Published by ORCA BOOK PUBL on April 1st 2015
Genres: Diseases, Illnesses & Injuries, Family, Farm & Ranch Life, General, Health & Daily Living, Lifestyles, Young Adult
When Jessica wakes up from a coma, she has no memories of her life before the accident at her family's bison ranch. As she struggles to reconnect with her family and friends, she experiences all the signs of traumatic brain injury--confusion, sadness, fear and rage. Returning to school is a nightmare--especially when she overhears someone say he thinks she is faking her amnesia. When a new friend presents an alternative to staying in her old life, Jessica realizes that running away won't bring back her memories. All she can do is make new ones.
Imagine if something happened to you, an accident of any sort, and you awoke in the hospital bed from a coma with no memories of who you are or the people who call themselves your parents. How would you feel? How would you cope with not knowing so much as your favorite color? It’s a horrifying thought.
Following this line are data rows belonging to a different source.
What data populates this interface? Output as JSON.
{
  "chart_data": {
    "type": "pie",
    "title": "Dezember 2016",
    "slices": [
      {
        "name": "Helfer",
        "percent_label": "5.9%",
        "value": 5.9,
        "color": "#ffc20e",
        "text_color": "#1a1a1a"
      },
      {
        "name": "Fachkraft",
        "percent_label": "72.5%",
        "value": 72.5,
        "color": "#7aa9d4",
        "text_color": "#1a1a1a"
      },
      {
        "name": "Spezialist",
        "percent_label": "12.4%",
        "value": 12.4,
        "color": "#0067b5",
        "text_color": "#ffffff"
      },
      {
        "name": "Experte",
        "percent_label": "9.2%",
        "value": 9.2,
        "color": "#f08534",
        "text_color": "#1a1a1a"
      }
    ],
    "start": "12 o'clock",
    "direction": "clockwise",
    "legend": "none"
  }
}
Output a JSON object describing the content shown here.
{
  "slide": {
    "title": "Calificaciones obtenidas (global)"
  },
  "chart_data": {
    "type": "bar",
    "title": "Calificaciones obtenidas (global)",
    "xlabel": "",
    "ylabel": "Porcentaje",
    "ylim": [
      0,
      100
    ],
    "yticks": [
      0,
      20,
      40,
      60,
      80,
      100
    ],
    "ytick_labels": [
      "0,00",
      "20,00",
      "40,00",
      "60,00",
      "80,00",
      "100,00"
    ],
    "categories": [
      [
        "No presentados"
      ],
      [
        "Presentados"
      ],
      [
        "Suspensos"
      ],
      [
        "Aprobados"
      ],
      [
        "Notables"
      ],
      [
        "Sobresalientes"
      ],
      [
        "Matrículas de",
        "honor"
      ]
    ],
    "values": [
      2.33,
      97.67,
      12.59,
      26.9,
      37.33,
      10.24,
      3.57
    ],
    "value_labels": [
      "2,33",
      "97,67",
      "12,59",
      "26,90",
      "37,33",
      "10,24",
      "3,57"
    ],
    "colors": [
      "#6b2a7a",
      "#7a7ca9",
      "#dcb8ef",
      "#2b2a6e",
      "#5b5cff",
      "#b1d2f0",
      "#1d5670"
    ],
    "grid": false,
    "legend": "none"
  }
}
And this is exactly what Jessica has to live with after One Very Bad Day, April 26, when her family’s farm bison bull charges on her. She struggles with not knowing herself and the people around her, including her loving family and the friends that she can’t quite understand the way she used to. Jessica sees her reflection in the mirror as her old self, the real Jessica, and talks to her as if she can hear and understand her. It made for an interesting element that Jessica thought she was invading on another girl’s room and belongings, even while it was her own space.
I loved how well Blank was written. I could hardly put the book down because it was addicting and I just had to know what would happen. There were ups and downs, sadness and triumphs, mistakes and the willingness to do better. And also, I have to mention, there is a good lack of the romance angst that usually tries to rear its ugly head in most YA books that relate to memory loss and whatnot. There’s a small hint of a possible romance in the future for Jessica, but this book allows us to see the effects of brain damage without those type of distractions.
Overall, I would say Blank is highly recommendable. It’s actually refreshing and is one of the best realistic books that talk about a person with a life changing injury.